Report title: Characterization of surface chemistry and defect balance of electrode materials for solid oxide batteries by in situ X-ray photoelectron spectroscopy

Reporter: Lu Qiyang

Report time: 9:00-10:00, November 21, 2021

Location: Conference room B5-102, University Town Campus, South China University of Technology

Abstract: In situ characterization of the surface chemical composition and electronic structure of solid oxide fuel cell and electrolytic cell (SOFC / SOEC) electrode materials under real working conditions is of great significance for understanding the structure-activity relationship of electrode materials and designing materials to improve the high-temperature electrocatalytic performance and stability. This requires us to be able to characterize the solid/gas interface under high temperature (at least 500 ° C), reaction atmosphere (air electrode oxidation atmosphere or fuel electrode reduction atmosphere) and applied voltage, which is difficult to be met by general traditional surface scientific characterization methods. In recent years, the newly developed near atmospheric pressure X-ray photoelectron spectroscopy and absorption spectroscopy (AP-XPS/XAS) based on synchrotron radiation has broken through the experimental conditions of ordinary X-ray photoelectron spectroscopy. So we can deeply reveal the changes of chemical composition, element valence and oxygen vacancy defect concentration on the electrode surface under working conditions. We will illustrate the application of AP-XPS/XAS in the characterization of electrode materials of solid oxide fuel cells through three specific examples: 

  1) we found that the addition of metal cations that are not easy to be reduced (such as Hf, Zr, Ti, etc.) on the surface can effectively improve the catalytic stability of high-temperature oxygen reduction of (LA, SR) coO₃ as SOFC cathode material. Through AP-XPS / XAS, we found that the reduction of surface oxygen vacancy inhibited the surface segregation of Sr and improved the stability of electrode performance.

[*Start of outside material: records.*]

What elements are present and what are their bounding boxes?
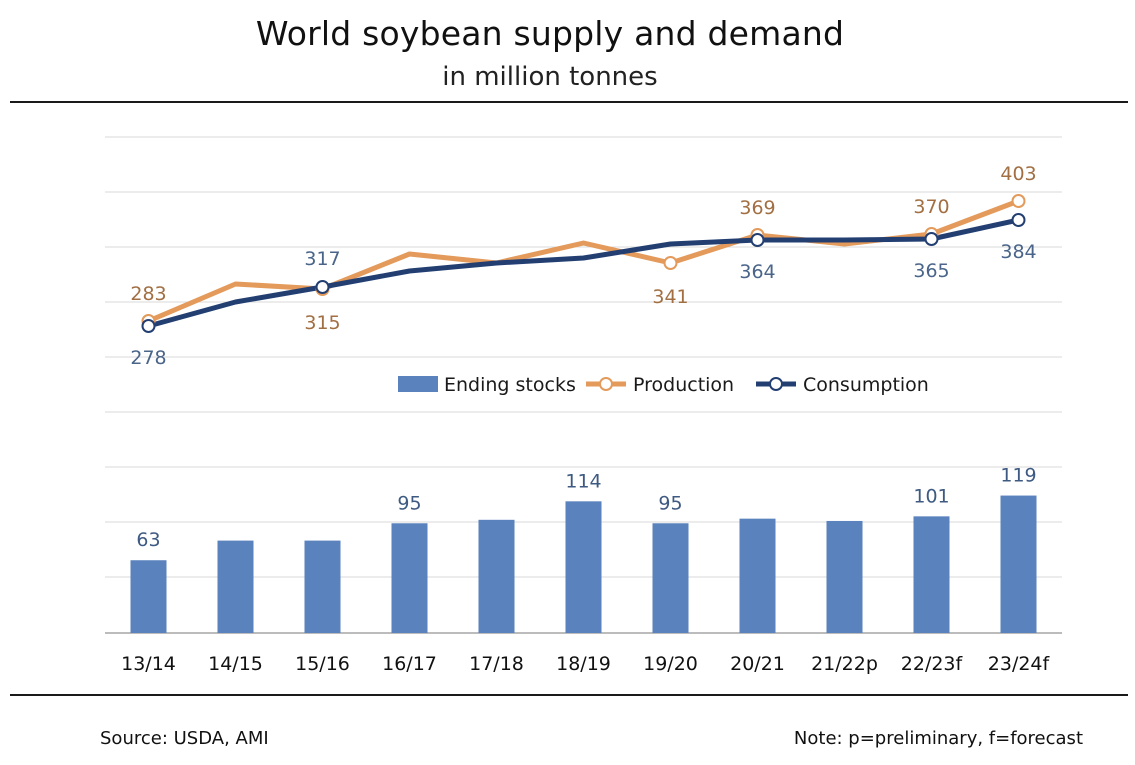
bars [130, 495, 1037, 633]
consumption-marker [315, 280, 330, 294]
bar-ending-stocks [652, 523, 689, 633]
x-tick-label: 21/22p [811, 653, 878, 675]
stocks-data-label: 101 [913, 485, 949, 507]
legend-swatch-ending-stocks [398, 376, 438, 392]
x-tick-label: 20/21 [730, 653, 785, 675]
consumption-marker [141, 319, 156, 333]
legend: Ending stocks Production Consumption [398, 374, 929, 396]
consumption-line [146, 217, 1021, 329]
production-data-label: 369 [739, 197, 775, 219]
consumption-marker [750, 233, 765, 247]
chart-title: World soybean supply and demand [255, 14, 845, 53]
x-tick-label: 23/24f [988, 653, 1051, 675]
bar-ending-stocks [304, 540, 341, 633]
bar-ending-stocks [826, 520, 863, 633]
stocks-data-label: 63 [136, 529, 160, 551]
consumption-marker [924, 232, 939, 246]
production-marker [1011, 194, 1026, 208]
source-note: Source: USDA, AMI [100, 728, 269, 749]
x-tick-label: 22/23f [901, 653, 964, 675]
legend-marker-consumption [769, 377, 783, 391]
chart-subtitle: in million tonnes [442, 62, 658, 92]
legend-label-ending-stocks: Ending stocks [444, 374, 576, 396]
stocks-data-label: 95 [658, 492, 682, 514]
consumption-data-label: 384 [1000, 241, 1036, 263]
x-tick-label: 13/14 [121, 653, 176, 675]
production-line [146, 198, 1021, 324]
production-data-label: 315 [304, 312, 340, 334]
stocks-data-label: 95 [397, 492, 421, 514]
bottom-rule [10, 694, 1128, 696]
bar-ending-stocks [391, 523, 428, 633]
x-tick-label: 18/19 [556, 653, 611, 675]
data-labels: 63 95 114 95 101 119 283 315 341 369 370 403 278 317 3… [130, 163, 1036, 551]
bar-ending-stocks [478, 519, 515, 633]
consumption-data-label: 278 [130, 347, 166, 369]
x-tick-label: 14/15 [208, 653, 263, 675]
lines [141, 194, 1026, 333]
chart: 63 95 114 95 101 119 283 315 341 369 370 403 278 317 3… [105, 136, 1062, 675]
x-axis-ticks: 13/14 14/15 15/16 16/17 17/18 18/19 19/20 20/21… [121, 653, 1050, 675]
production-data-label: 283 [130, 283, 166, 305]
bar-ending-stocks [739, 518, 776, 633]
legend-label-production: Production [633, 374, 734, 396]
legend-label-consumption: Consumption [803, 374, 929, 396]
x-tick-label: 16/17 [382, 653, 437, 675]
bar-ending-stocks [913, 516, 950, 633]
stocks-data-label: 119 [1000, 465, 1036, 487]
production-marker [663, 256, 678, 270]
footnote: Note: p=preliminary, f=forecast [793, 728, 1083, 749]
x-tick-label: 19/20 [643, 653, 698, 675]
bar-ending-stocks [565, 501, 602, 633]
consumption-marker [1011, 213, 1026, 227]
x-tick-label: 17/18 [469, 653, 524, 675]
legend-marker-production [599, 377, 613, 391]
consumption-data-label: 364 [739, 261, 775, 283]
bar-ending-stocks [217, 540, 254, 633]
consumption-data-label: 365 [913, 260, 949, 282]
production-data-label: 403 [1000, 163, 1036, 185]
x-tick-label: 15/16 [295, 653, 350, 675]
stocks-data-label: 114 [565, 470, 601, 492]
top-rule [10, 101, 1128, 103]
production-data-label: 341 [652, 286, 688, 308]
consumption-data-label: 317 [304, 248, 340, 270]
production-data-label: 370 [913, 196, 949, 218]
bar-ending-stocks [130, 560, 167, 633]
bar-ending-stocks [1000, 495, 1037, 633]
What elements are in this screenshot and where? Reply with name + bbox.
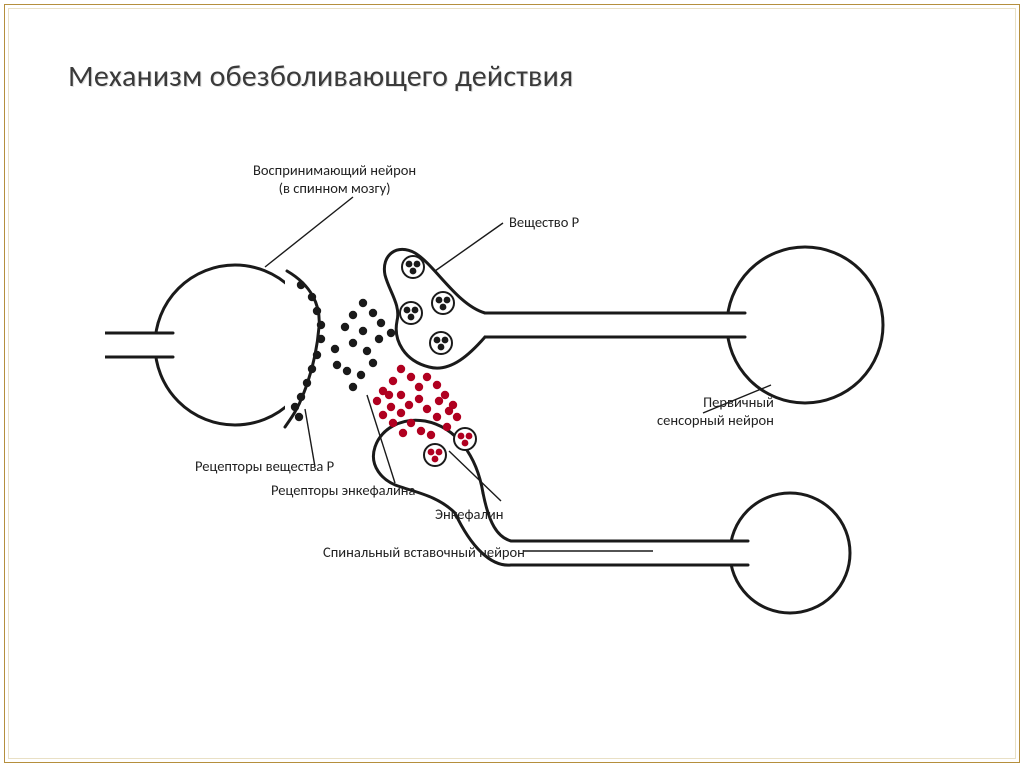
label-text: Воспринимающий нейрон bbox=[253, 161, 416, 179]
label-text: (в спинном мозгу) bbox=[279, 179, 391, 197]
slide-title: Механизм обезболивающего действия bbox=[68, 58, 573, 95]
label-enkephalin: Энкефалин bbox=[435, 505, 503, 523]
label-receptors-enkephalin: Рецепторы энкефалина bbox=[271, 481, 416, 499]
label-perceiving-neuron: Воспринимающий нейрон (в спинном мозгу) bbox=[253, 161, 416, 197]
label-primary-sensory: Первичный сенсорный нейрон bbox=[657, 393, 774, 429]
label-text: сенсорный нейрон bbox=[657, 411, 774, 429]
label-spinal-interneuron: Спинальный вставочный нейрон bbox=[323, 543, 525, 561]
label-substance-p: Вещество P bbox=[509, 213, 579, 231]
diagram-container: Воспринимающий нейрон (в спинном мозгу) … bbox=[105, 155, 905, 635]
label-receptors-p: Рецепторы вещества P bbox=[195, 457, 334, 475]
neuron-diagram-svg bbox=[105, 155, 905, 635]
label-text: Первичный bbox=[703, 393, 774, 411]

  2) Using AP-XAS, we can not only detect the changes of electronic structure in the process of SrcoO_x phase transition, but also analyze the kinetics and speed determination steps of the phase transition process caused by the change of oxygen vacancy concentration by means of the relaxation process; 

  3) Using AP-XPS/XAS, we analyzed the difference of chemical equilibrium between (PR, CE) O_2-x surface and bulk phase defects. The results showed that the concentration of surface oxygen vacancy was much greater than that of the bulk phase, and its variation law with oxygen partial pressure PO₂ was also very different. 

  We will also briefly describe how to expand the AP-XPS characterization method from solid/gas interface to solid/liquid interface, so as to expand the application scope of this powerful in-situ characterization method and make it widely used in aqueous solution electrocatalysis, pseudocapacitance and heterogeneous catalysis.

Introduction about the reporter: Dr. Lu Qiyang is now a distinguished researcher at the school of technology of Westlake University and the head of the solid-state ion laboratory. Dr. Lu Qiyang graduated from the Department of materials science and engineering of Tsinghua University in 2012 with a Bachelor of engineering. After graduation, he studied for a doctorate at the Massachusetts Institute of Technology (MIT) under Professor bilge Yildiz. In January 2018, he obtained the doctor degree in engineering and won the Best Doctoral Thesis Award of MIT materials department in that year. Subsequently, he conducted postdoctoral research at Oak Ridge National Laboratory, Stanford University and Lawrence Berkeley National Laboratory advanced light source. He has won the MRS GSA Gold Award and the Ross coffin Purdy Award (co-winner) of the American Ceramic Society. Dr. Lu Qiyang's research field is the cross-field of surface science, solid-state electrochemistry and material science. The frontier in-situ surface and interface research methods and knowledge are applied to the basic research of material science, and the electronic structure, chemical composition and defects of material surface and interface are successfully detected on a nanoscale under extreme conditions such as high temperature, reaction atmosphere and applied voltage. The influence mechanism of the microscopic properties of the material surface and interface on the surface chemical reaction kinetics was clarified. It has been published in nature material (two articles), Nano Letters, adv. Function Mater. And other top international journals.